Fearful of meeting the civil-guards, he made his way along through yards and gardens, in one of which he thought he could discern two human figures, but he kept on his way, leaping over fences and walls, until after great labor he reached the other end of the town and went toward Crisostomo’s house. In the doorway were the servants, lamenting their master’s arrest.
After learning about what had occurred Elias pretended to go away, but really went around behind the house, jumped over the wall, and crawled through a window into the study where the candle that Ibarra had lighted was still burning. He saw the books and papers and found the arms, the jewels, and the sacks of money. Reconstructing in his imagination the scene that had taken place there and seeing so many papers that might be of a compromising nature, he decided to gather them up, throw them from the window, and bury them.
But, on glancing toward the street, he saw two guards approaching, their bayonets and caps gleaming in the moonlight. With them was the directorcillo. He made a sudden resolution: throwing the papers and some clothing into a heap in the center of the room, he poured over them the oil from a lamp and set fire to the whole. He was hurriedly placing the arms in his belt when he caught sight of the portrait of Maria Clara and hesitated a moment, then thrust it into one of the sacks and with them in his hands leaped from the window into the garden.
It was time that he did so, too, for the guards were forcing an entrance. “Let us in to get your master’s papers!” cried the directorcillo.

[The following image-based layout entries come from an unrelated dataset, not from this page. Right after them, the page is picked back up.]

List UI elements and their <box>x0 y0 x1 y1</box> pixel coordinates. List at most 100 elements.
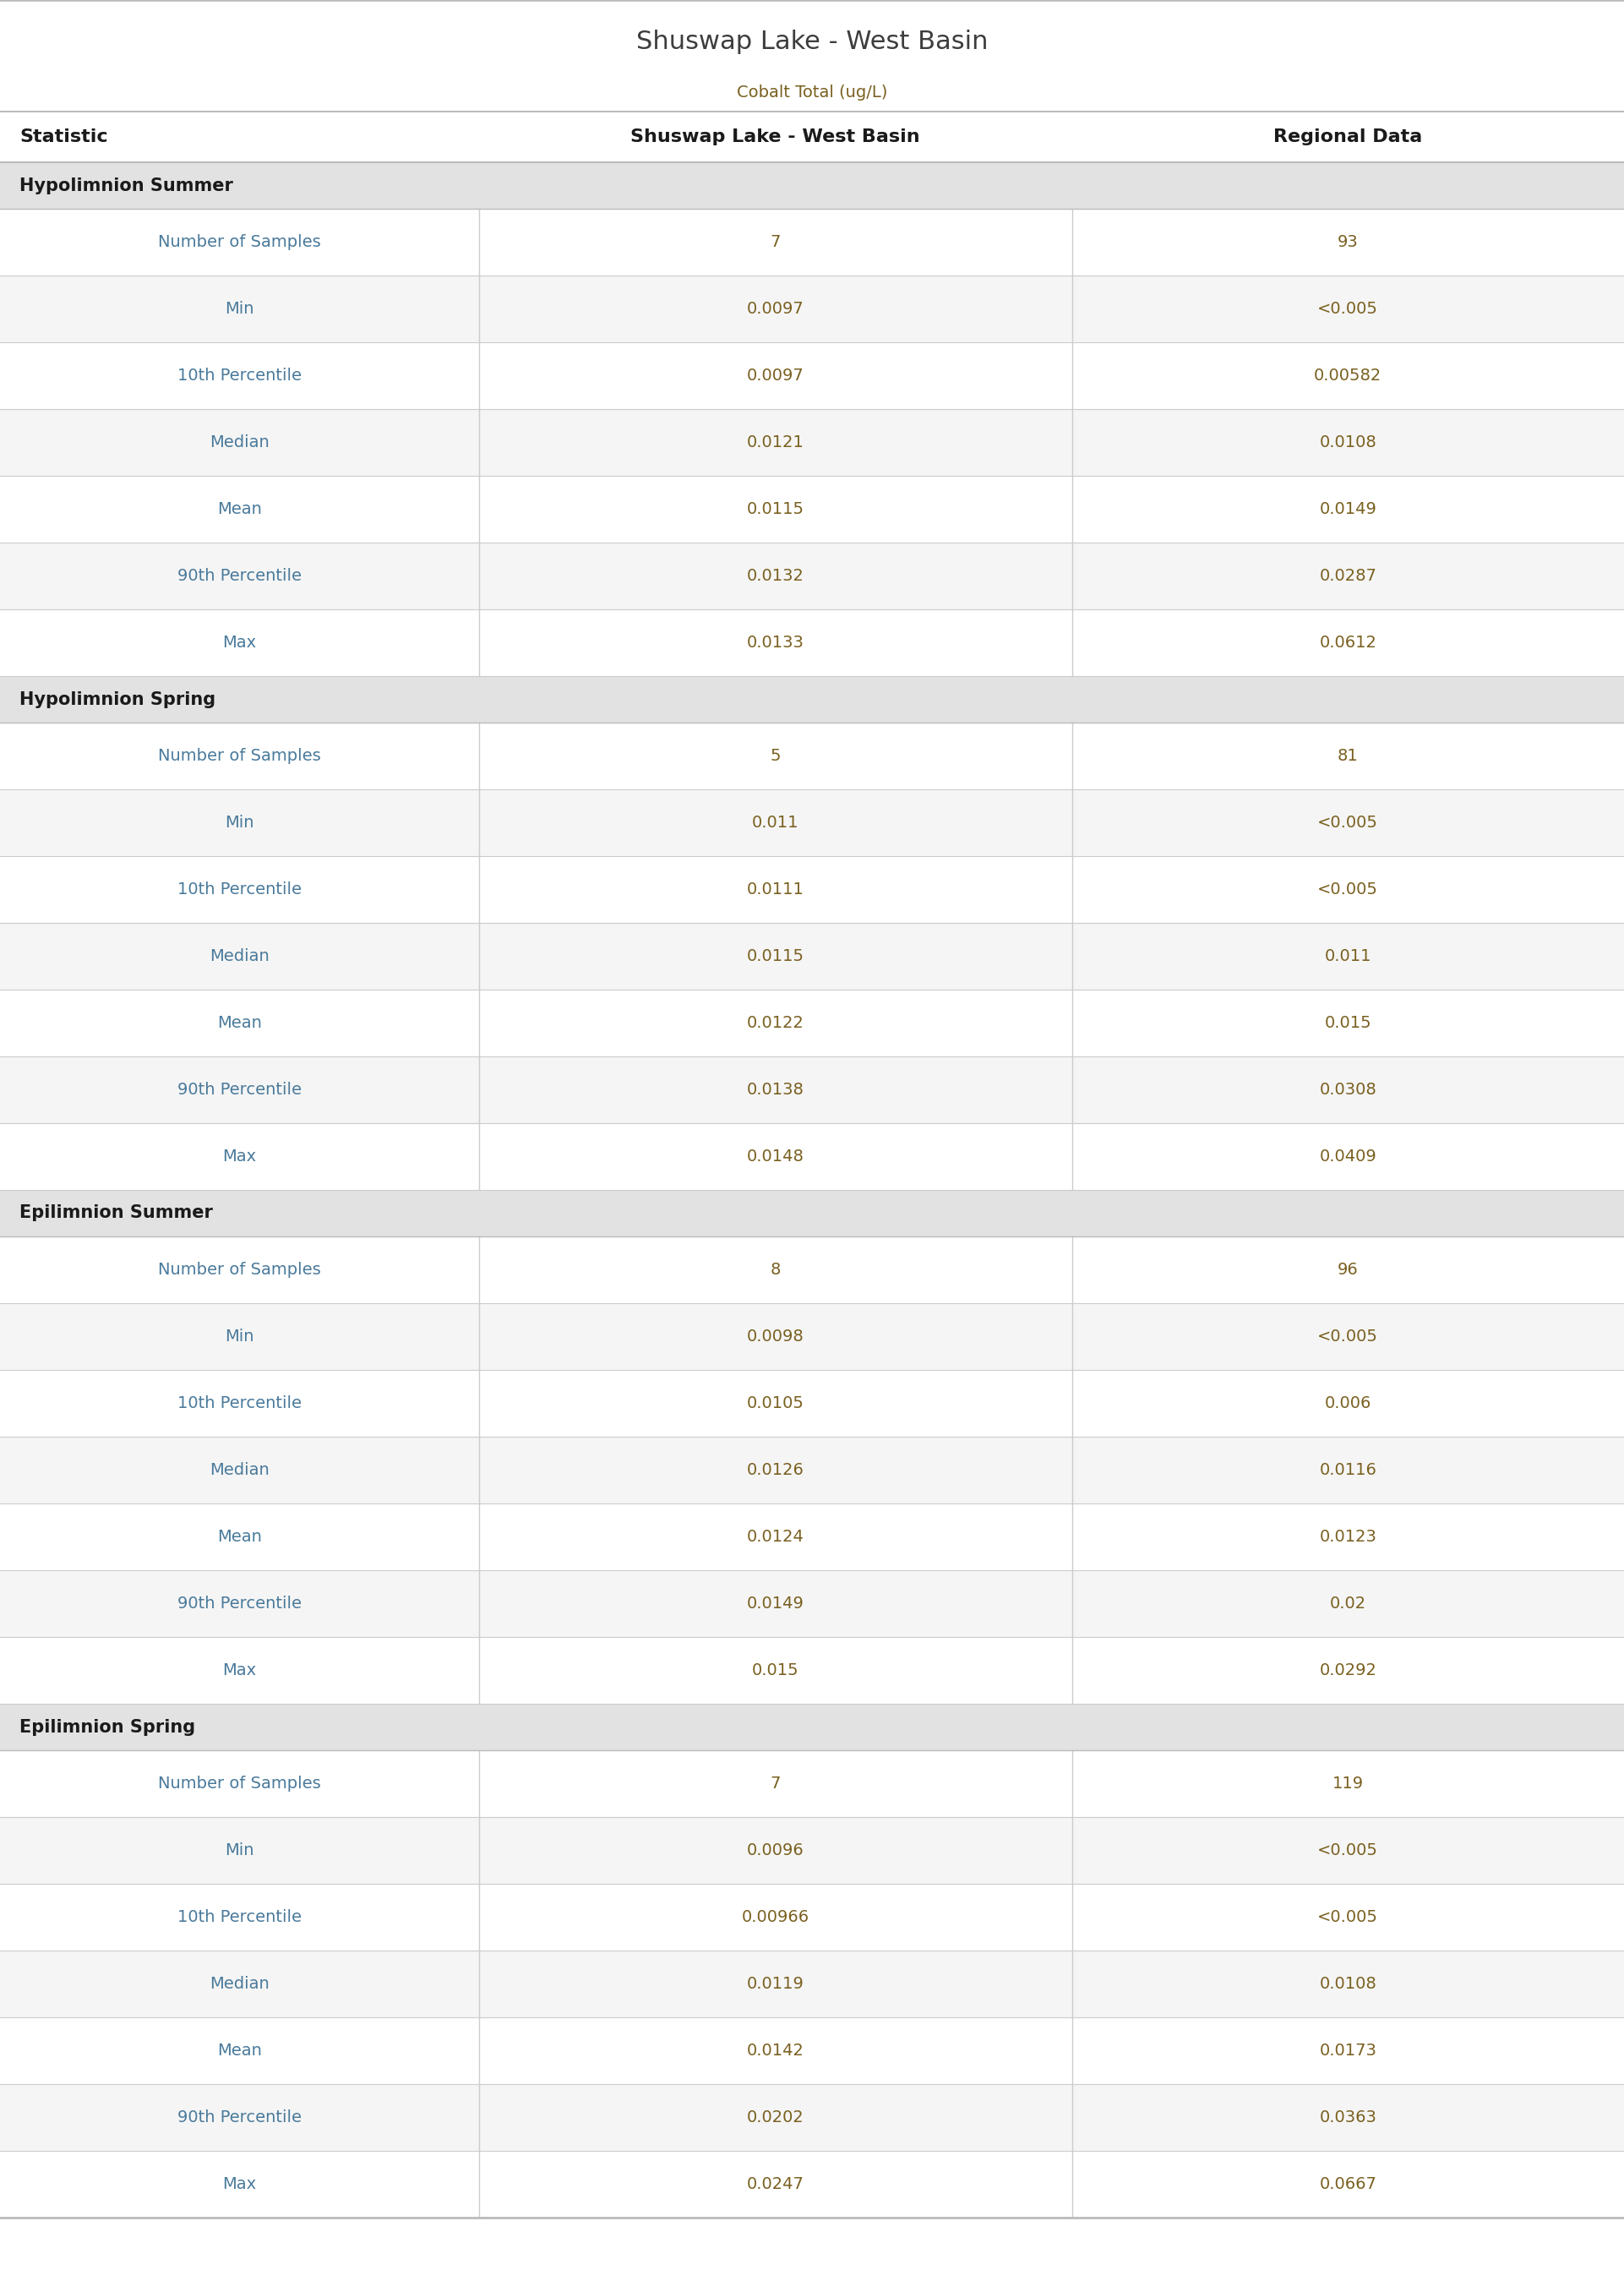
Text: 0.0173: 0.0173 <box>1319 2043 1377 2059</box>
Text: 0.00966: 0.00966 <box>742 1909 809 1925</box>
Text: 0.0667: 0.0667 <box>1319 2177 1377 2193</box>
Text: 0.0097: 0.0097 <box>747 368 804 384</box>
Bar <box>0 1571 1624 1637</box>
Bar <box>0 161 1624 209</box>
Bar <box>0 924 1624 990</box>
Text: 5: 5 <box>770 747 781 765</box>
Text: Max: Max <box>222 2177 257 2193</box>
Text: 0.0149: 0.0149 <box>1319 502 1377 518</box>
Text: Statistic: Statistic <box>19 129 107 145</box>
Text: 0.0111: 0.0111 <box>747 881 804 897</box>
Text: Mean: Mean <box>218 1015 261 1031</box>
Text: 0.011: 0.011 <box>752 815 799 831</box>
Text: 0.0096: 0.0096 <box>747 1843 804 1859</box>
Text: 0.0115: 0.0115 <box>747 502 804 518</box>
Text: 0.011: 0.011 <box>1325 949 1371 965</box>
Bar <box>0 2084 1624 2152</box>
Bar <box>0 676 1624 722</box>
Text: 10th Percentile: 10th Percentile <box>177 1396 302 1412</box>
Text: Median: Median <box>209 1975 270 1993</box>
Text: Number of Samples: Number of Samples <box>158 1262 322 1278</box>
Text: Shuswap Lake - West Basin: Shuswap Lake - West Basin <box>637 30 987 54</box>
Text: 90th Percentile: 90th Percentile <box>177 568 302 583</box>
Text: 0.0108: 0.0108 <box>1319 1975 1377 1993</box>
Text: Shuswap Lake - West Basin: Shuswap Lake - West Basin <box>630 129 921 145</box>
Bar <box>0 1950 1624 2018</box>
Text: 0.0108: 0.0108 <box>1319 434 1377 449</box>
Text: Min: Min <box>226 815 253 831</box>
Text: 0.0292: 0.0292 <box>1319 1662 1377 1678</box>
Text: 90th Percentile: 90th Percentile <box>177 1083 302 1099</box>
Text: 0.0119: 0.0119 <box>747 1975 804 1993</box>
Text: 0.02: 0.02 <box>1330 1596 1366 1612</box>
Text: <0.005: <0.005 <box>1317 1328 1379 1344</box>
Text: 8: 8 <box>770 1262 781 1278</box>
Text: <0.005: <0.005 <box>1317 881 1379 897</box>
Text: Mean: Mean <box>218 1528 261 1546</box>
Text: Median: Median <box>209 1462 270 1478</box>
Text: Mean: Mean <box>218 2043 261 2059</box>
Text: 0.0148: 0.0148 <box>747 1149 804 1165</box>
Bar <box>0 790 1624 856</box>
Text: Max: Max <box>222 1149 257 1165</box>
Bar <box>0 409 1624 477</box>
Text: 0.0098: 0.0098 <box>747 1328 804 1344</box>
Text: 96: 96 <box>1338 1262 1358 1278</box>
Text: 0.015: 0.015 <box>752 1662 799 1678</box>
Text: Cobalt Total (ug/L): Cobalt Total (ug/L) <box>737 84 887 100</box>
Text: Max: Max <box>222 1662 257 1678</box>
Text: Mean: Mean <box>218 502 261 518</box>
Text: 0.0138: 0.0138 <box>747 1083 804 1099</box>
Text: 0.0149: 0.0149 <box>747 1596 804 1612</box>
Text: Min: Min <box>226 1328 253 1344</box>
Text: Number of Samples: Number of Samples <box>158 747 322 765</box>
Text: Hypolimnion Spring: Hypolimnion Spring <box>19 690 216 708</box>
Text: 0.0121: 0.0121 <box>747 434 804 449</box>
Text: 0.00582: 0.00582 <box>1314 368 1382 384</box>
Text: Number of Samples: Number of Samples <box>158 234 322 250</box>
Text: 0.0123: 0.0123 <box>1319 1528 1377 1546</box>
Bar <box>0 1303 1624 1369</box>
Text: Median: Median <box>209 949 270 965</box>
Bar <box>0 1189 1624 1237</box>
Text: 90th Percentile: 90th Percentile <box>177 2109 302 2125</box>
Bar <box>0 1056 1624 1124</box>
Text: 0.006: 0.006 <box>1325 1396 1371 1412</box>
Text: Max: Max <box>222 636 257 651</box>
Text: 10th Percentile: 10th Percentile <box>177 1909 302 1925</box>
Text: 0.0142: 0.0142 <box>747 2043 804 2059</box>
Text: 0.0115: 0.0115 <box>747 949 804 965</box>
Text: Hypolimnion Summer: Hypolimnion Summer <box>19 177 234 193</box>
Text: Number of Samples: Number of Samples <box>158 1775 322 1791</box>
Text: Min: Min <box>226 302 253 318</box>
Text: 0.0132: 0.0132 <box>747 568 804 583</box>
Text: 0.0612: 0.0612 <box>1319 636 1377 651</box>
Bar <box>0 1705 1624 1750</box>
Text: 0.0124: 0.0124 <box>747 1528 804 1546</box>
Text: Epilimnion Summer: Epilimnion Summer <box>19 1205 213 1221</box>
Text: <0.005: <0.005 <box>1317 302 1379 318</box>
Text: 0.0247: 0.0247 <box>747 2177 804 2193</box>
Text: 0.0105: 0.0105 <box>747 1396 804 1412</box>
Text: Median: Median <box>209 434 270 449</box>
Text: <0.005: <0.005 <box>1317 815 1379 831</box>
Text: Min: Min <box>226 1843 253 1859</box>
Text: Regional Data: Regional Data <box>1273 129 1423 145</box>
Text: 0.0308: 0.0308 <box>1319 1083 1377 1099</box>
Text: 0.0202: 0.0202 <box>747 2109 804 2125</box>
Text: 0.0122: 0.0122 <box>747 1015 804 1031</box>
Text: <0.005: <0.005 <box>1317 1843 1379 1859</box>
Text: 10th Percentile: 10th Percentile <box>177 881 302 897</box>
Text: <0.005: <0.005 <box>1317 1909 1379 1925</box>
Text: 0.0126: 0.0126 <box>747 1462 804 1478</box>
Bar <box>0 543 1624 608</box>
Bar <box>0 275 1624 343</box>
Text: 0.0363: 0.0363 <box>1319 2109 1377 2125</box>
Text: 7: 7 <box>770 234 781 250</box>
Text: 81: 81 <box>1338 747 1358 765</box>
Text: 0.015: 0.015 <box>1325 1015 1371 1031</box>
Text: 0.0409: 0.0409 <box>1319 1149 1377 1165</box>
Text: 0.0116: 0.0116 <box>1319 1462 1377 1478</box>
Text: 10th Percentile: 10th Percentile <box>177 368 302 384</box>
Text: 0.0097: 0.0097 <box>747 302 804 318</box>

“Have you permission? If you haven’t, you won’t get in,’” answered an old man.
But the soldiers pushed him aside with the butts of their rifles and ran up the stairway, just as a thick cloud of smoke rolled through the house and long tongues of flame shot out from the study, enveloping the doors and windows.
“Fire! Fire!” was the cry, as each rushed to save what he could. But the blaze had reached the little laboratory and caught the inflammable materials there, so the guards had to retire. The flames roared about, licking up everything in their way and cutting off the passages. Vainly was water brought from the well and cries for help raised, for the house was set apart from the rest. The fire swept through all the rooms and sent toward the sky thick spirals of smoke. Soon the whole structure was at the mercy of the flames, fanned now by the wind, which in the heat grew stronger. Some few rustics came up, but only to gaze on this great bonfire, the end of that old building which had been so long respected by the elements.